電気機器は直流と交流50/60Hzの国内の在来線全ての電化方式に対応するよう485系と同等品を積んでいる一方、台車は160km/hでの走行が可能な特殊な台車を装備している。
車内には大容量のバッテリーを搭載しており、電気が無い状態でも測定機器を動作できるように設計されていた。

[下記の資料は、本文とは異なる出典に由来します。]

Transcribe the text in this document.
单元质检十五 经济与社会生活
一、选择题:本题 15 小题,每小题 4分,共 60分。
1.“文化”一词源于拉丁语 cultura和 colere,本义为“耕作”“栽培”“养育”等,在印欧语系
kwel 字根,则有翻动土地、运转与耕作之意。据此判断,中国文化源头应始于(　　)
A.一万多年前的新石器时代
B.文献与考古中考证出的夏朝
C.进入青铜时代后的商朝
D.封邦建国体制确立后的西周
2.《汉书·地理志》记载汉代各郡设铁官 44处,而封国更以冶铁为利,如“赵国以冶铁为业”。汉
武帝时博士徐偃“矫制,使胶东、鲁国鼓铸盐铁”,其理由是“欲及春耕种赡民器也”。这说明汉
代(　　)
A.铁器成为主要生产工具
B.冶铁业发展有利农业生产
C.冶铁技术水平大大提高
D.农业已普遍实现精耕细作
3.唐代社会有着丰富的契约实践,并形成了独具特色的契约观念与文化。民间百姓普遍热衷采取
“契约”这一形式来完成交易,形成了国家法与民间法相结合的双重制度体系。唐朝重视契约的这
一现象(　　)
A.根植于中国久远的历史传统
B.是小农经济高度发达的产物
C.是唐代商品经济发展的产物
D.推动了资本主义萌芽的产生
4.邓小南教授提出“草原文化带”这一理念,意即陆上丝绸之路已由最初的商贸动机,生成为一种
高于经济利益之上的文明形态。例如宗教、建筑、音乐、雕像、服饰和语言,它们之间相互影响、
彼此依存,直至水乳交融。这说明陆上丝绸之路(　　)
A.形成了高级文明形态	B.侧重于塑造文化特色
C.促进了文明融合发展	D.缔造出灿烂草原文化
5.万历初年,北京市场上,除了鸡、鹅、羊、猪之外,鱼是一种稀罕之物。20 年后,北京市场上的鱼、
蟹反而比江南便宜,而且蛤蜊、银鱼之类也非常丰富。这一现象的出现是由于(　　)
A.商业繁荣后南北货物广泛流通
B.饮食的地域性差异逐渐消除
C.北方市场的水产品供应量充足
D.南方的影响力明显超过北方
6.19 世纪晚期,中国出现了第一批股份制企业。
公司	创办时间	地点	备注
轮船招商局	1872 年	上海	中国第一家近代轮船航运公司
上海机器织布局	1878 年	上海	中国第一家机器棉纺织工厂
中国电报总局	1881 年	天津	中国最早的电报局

実際に九州の交流電化では通電前の検測として、蒸気機関車に牽引されながら検測する本車両の姿が見られた。
車体は475系をベースに正面非貫通としたようなもので、中央東線の狭小トンネル線区も入線可能とするため、全体的に屋根高さは抑えられている。
本車両は2両1ユニットだけで使用される検測車だったのだが、初期確認用の向日町運転所から金沢運転所に転属後、連結器の両用化とエアホース増設(自動連結器用)、制御用ジャンパ栓(KE70+KE58栓納め)の増設を受けて牽引車代用としての使用も行われるようになり、工場入場回送のお供を務めている姿が残されている。
その後、パンタグラフを1基減らした改造時にクーラーの増設と架線摩耗を測定する装置の追加が行われ、パンタグラフ3基の姿で国鉄分割民営化を迎える事となる。
1987年にJR東海へ引き継がれたが、管内に交流電化路線を持たないために交流機器を撤去し、機能面で近い193系50番台に編入された。ただし塗装変更は行われなかった為、交直両用のサーモンピンク塗装のままの直流用電車という不思議な姿で走っていたが、その後直流用検測車の青+黄色の塗装に改められた。
JR化後も検測車として活躍していた車両であったが、老朽化には勝てずキヤ95系に後を譲り、1998年廃車。